Ein Verbot würde die Rechte von Eltern beschneiden. Aber was ist wichtiger? Elternrecht oder die Unversehrtheit des Kindes? Manche Eltern sind zu schwach, um ihrem Kind Grenzen zu setzen, sie haben vielleicht sogar ähnliche Schönheitsideale. Wenn eine Gesellschaft aber keine verbindlichen sozialen Normen mehr hat, dann braucht es den Staat, der Partei für die Kinder ergreift und bei Schönheitsoperationen ohne medizinisches Gutachten ein Ermittlungsverfahren einleitet. Ein verantwortungsvoller Arzt wird Eltern davon überzeugen, dass ihr Kind keine Schönheitsoperation braucht, sondern jemanden, der ihm hilft, selbstbewusster zu werden. Ein Arzt, der aus Geldgier operiert, hat Strafe verdient.

Kontra

Ein solches Gesetz wäre sinnlos, weil es praktisch nicht anwendbar wäre. Es würde nur für eine Flut von Klagen sorgen. Was genau wäre denn strafbar? Die abstehenden Ohren eines Kindes zu korrigieren? Ein Muttermal auf der Nase zu entfernen? Eine Brust zu verkleinern? Es gibt tatsächlich junge Mädchen, bei denen eine Brustverkleinerung sinnvoll ist, weil ihr Busen eine Fehlhaltung der Wirbelsäule verursacht. Es gibt Muttermale, die das halbe Gesicht bedecken. Das sind Fälle, die zeigen, dass die Grenzziehung zwischen Schönheit und Seelenpein nicht leicht ist. Auch Leiden ist subjektiv. Der eine Jugendliche findet seine schiefe Nase in Ordnung, der andere furchtbar, besonders dann, wenn er von seinen Klassenkameraden gehänselt wird. Wenn sich ein Mädchen Fett absaugen lassen will, um einen schlanken Bauch zu haben, liegt das an einem verqueren Schönheitsbild unserer Gesellschaft. Staatliche Reglementierung kann so etwas nicht korrigieren.

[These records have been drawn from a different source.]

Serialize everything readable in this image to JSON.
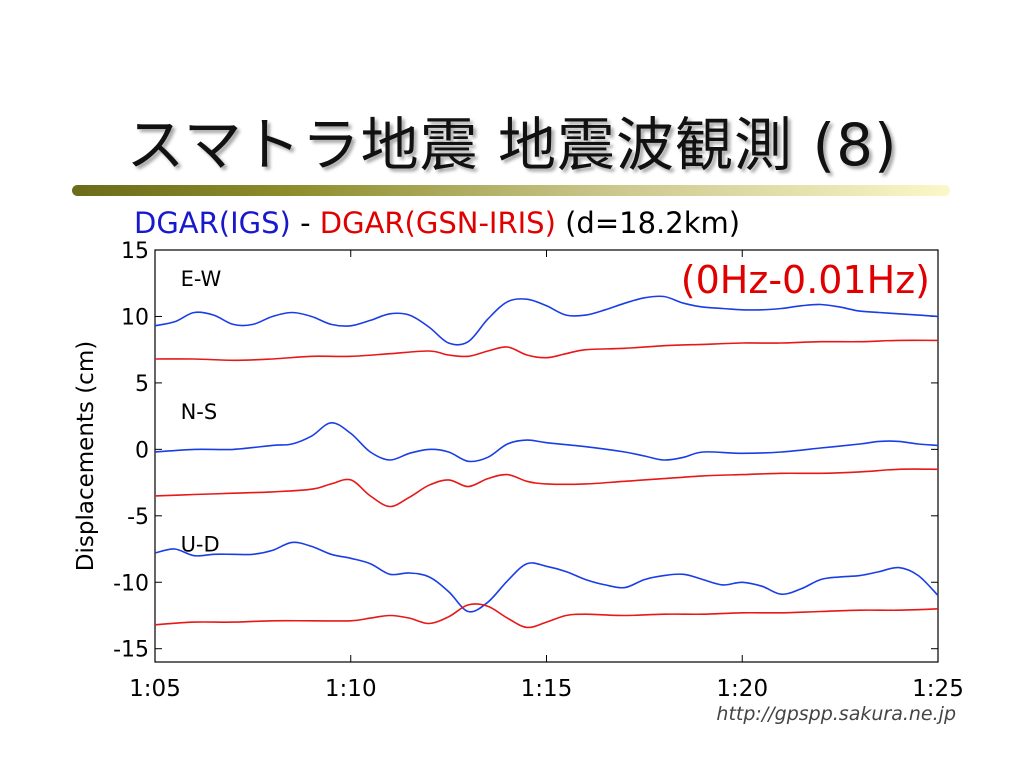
{
  "page": {
    "title": "スマトラ地震 地震波観測 (8)",
    "subtitle_blue": "DGAR(IGS)",
    "subtitle_sep": " - ",
    "subtitle_red": "DGAR(GSN-IRIS)",
    "subtitle_rest": " (d=18.2km)",
    "freq_band": "(0Hz-0.01Hz)",
    "source_url": "http://gpspp.sakura.ne.jp"
  },
  "colors": {
    "blue": "#1a3ee6",
    "red": "#e81818"
  },
  "chart_data": {
    "type": "line",
    "ylabel": "Displacements (cm)",
    "ylim": [
      -16,
      15
    ],
    "xlim": [
      65,
      85
    ],
    "y_ticks": [
      15,
      10,
      5,
      0,
      -5,
      -10,
      -15
    ],
    "y_tick_labels": [
      "15",
      "10",
      "5",
      "0",
      "-5",
      "-10",
      "-15"
    ],
    "x_ticks": [
      65,
      70,
      75,
      80,
      85
    ],
    "x_tick_labels": [
      "1:05",
      "1:10",
      "1:15",
      "1:20",
      "1:25"
    ],
    "panel_labels": [
      {
        "text": "E-W",
        "x": 65.5,
        "y": 13.5
      },
      {
        "text": "N-S",
        "x": 65.5,
        "y": 3.5
      },
      {
        "text": "U-D",
        "x": 65.5,
        "y": -6.5
      }
    ],
    "series": [
      {
        "color": "blue",
        "x": [
          65,
          65.5,
          66,
          66.5,
          67,
          67.5,
          68,
          68.5,
          69,
          69.5,
          70,
          70.5,
          71,
          71.5,
          72,
          72.5,
          73,
          73.5,
          74,
          74.5,
          75,
          75.5,
          76,
          76.5,
          77,
          77.5,
          78,
          78.5,
          79,
          79.5,
          80,
          80.5,
          81,
          81.5,
          82,
          82.5,
          83,
          83.5,
          84,
          84.5,
          85
        ],
        "y": [
          9.3,
          9.6,
          10.3,
          10.1,
          9.4,
          9.4,
          10.0,
          10.3,
          10.0,
          9.4,
          9.3,
          9.7,
          10.2,
          10.1,
          9.2,
          8.0,
          8.1,
          9.8,
          11.1,
          11.3,
          10.8,
          10.1,
          10.1,
          10.5,
          11.0,
          11.4,
          11.5,
          11.0,
          10.7,
          10.6,
          10.5,
          10.5,
          10.6,
          10.8,
          10.9,
          10.7,
          10.4,
          10.3,
          10.2,
          10.1,
          10.0
        ]
      },
      {
        "color": "red",
        "x": [
          65,
          66,
          67,
          68,
          69,
          70,
          71,
          72,
          72.5,
          73,
          73.5,
          74,
          74.5,
          75,
          75.5,
          76,
          77,
          78,
          79,
          80,
          81,
          82,
          83,
          84,
          85
        ],
        "y": [
          6.8,
          6.8,
          6.7,
          6.8,
          7.0,
          7.0,
          7.2,
          7.4,
          7.1,
          7.0,
          7.4,
          7.7,
          7.1,
          6.9,
          7.2,
          7.5,
          7.6,
          7.8,
          7.9,
          8.0,
          8.0,
          8.1,
          8.1,
          8.2,
          8.2
        ]
      },
      {
        "color": "blue",
        "x": [
          65,
          66,
          67,
          68,
          68.5,
          69,
          69.5,
          70,
          70.5,
          71,
          71.5,
          72,
          72.5,
          73,
          73.5,
          74,
          74.5,
          75,
          76,
          77,
          77.5,
          78,
          78.5,
          79,
          80,
          81,
          82,
          83,
          83.5,
          84,
          84.5,
          85
        ],
        "y": [
          -0.2,
          0.0,
          0.0,
          0.3,
          0.4,
          1.0,
          2.0,
          1.2,
          -0.2,
          -0.8,
          -0.3,
          0.0,
          -0.2,
          -0.9,
          -0.6,
          0.4,
          0.7,
          0.5,
          0.2,
          -0.2,
          -0.5,
          -0.8,
          -0.6,
          -0.2,
          -0.3,
          -0.2,
          0.1,
          0.4,
          0.6,
          0.6,
          0.4,
          0.3
        ]
      },
      {
        "color": "red",
        "x": [
          65,
          66,
          67,
          68,
          69,
          69.5,
          70,
          70.5,
          71,
          71.5,
          72,
          72.5,
          73,
          73.5,
          74,
          74.5,
          75,
          76,
          77,
          78,
          79,
          80,
          81,
          82,
          83,
          84,
          85
        ],
        "y": [
          -3.5,
          -3.4,
          -3.3,
          -3.2,
          -3.0,
          -2.6,
          -2.3,
          -3.5,
          -4.3,
          -3.6,
          -2.7,
          -2.3,
          -2.8,
          -2.2,
          -1.9,
          -2.4,
          -2.6,
          -2.6,
          -2.4,
          -2.2,
          -2.0,
          -1.9,
          -1.8,
          -1.8,
          -1.7,
          -1.5,
          -1.5
        ]
      },
      {
        "color": "blue",
        "x": [
          65,
          65.5,
          66,
          66.5,
          67,
          67.5,
          68,
          68.5,
          69,
          69.5,
          70,
          70.5,
          71,
          71.5,
          72,
          72.5,
          73,
          73.5,
          74,
          74.5,
          75,
          75.5,
          76,
          76.5,
          77,
          77.5,
          78,
          78.5,
          79,
          79.5,
          80,
          80.5,
          81,
          81.5,
          82,
          82.5,
          83,
          83.5,
          84,
          84.5,
          85
        ],
        "y": [
          -7.8,
          -7.5,
          -8.0,
          -7.9,
          -7.9,
          -7.9,
          -7.6,
          -7.0,
          -7.3,
          -7.9,
          -8.2,
          -8.6,
          -9.4,
          -9.3,
          -9.6,
          -10.7,
          -12.2,
          -11.5,
          -9.9,
          -8.6,
          -8.8,
          -9.2,
          -9.8,
          -10.2,
          -10.4,
          -9.8,
          -9.5,
          -9.4,
          -9.8,
          -10.2,
          -10.0,
          -10.3,
          -10.9,
          -10.5,
          -9.8,
          -9.6,
          -9.5,
          -9.2,
          -8.9,
          -9.5,
          -11.0
        ]
      },
      {
        "color": "red",
        "x": [
          65,
          66,
          67,
          68,
          69,
          70,
          70.5,
          71,
          71.5,
          72,
          72.5,
          73,
          73.5,
          74,
          74.5,
          75,
          75.5,
          76,
          77,
          78,
          79,
          80,
          81,
          82,
          83,
          84,
          85
        ],
        "y": [
          -13.2,
          -13.0,
          -13.0,
          -12.9,
          -12.9,
          -12.9,
          -12.7,
          -12.5,
          -12.7,
          -13.1,
          -12.6,
          -11.7,
          -11.8,
          -12.7,
          -13.4,
          -13.0,
          -12.5,
          -12.4,
          -12.5,
          -12.4,
          -12.4,
          -12.3,
          -12.3,
          -12.2,
          -12.1,
          -12.1,
          -12.0
        ]
      }
    ]
  }
}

Der Staat kann aber aufklären. Lehrer können solche Schönheitsbilder mit ihren Klassen diskutieren, dann wird deutlich, wie willkürlich die sind. Die einen Kulturen finden lange Ohren und breite Hüften schön, die anderen eine schmale Figur und kleine Brüste. Der Staat darf sich nur einmischen, wenn es keine andere Möglichkeit mehr gibt. Die gibt es aber. Bei jeder Schönheitsoperation, die von der Kasse bezahlt werden soll, wird schon jetzt eine Meinung eines Gutachters eingeholt. Nur wenn der Eingriff aus medizinischen Gründen notwendig ist, zahlen die Kassen. Ein verantwortungsvoller Gutachter wird dem Kind erklären, welche Gefahr es mit einer Operation auf sich nimmt und ihm Auswege zeigen, beispielsweise einen Schulwechsel, wenn es gemobbt wird. Die Entscheidung über eine Schönheitsoperation kann die Justiz nicht lösen. Sie muss bei Eltern und Ärzten bleiben.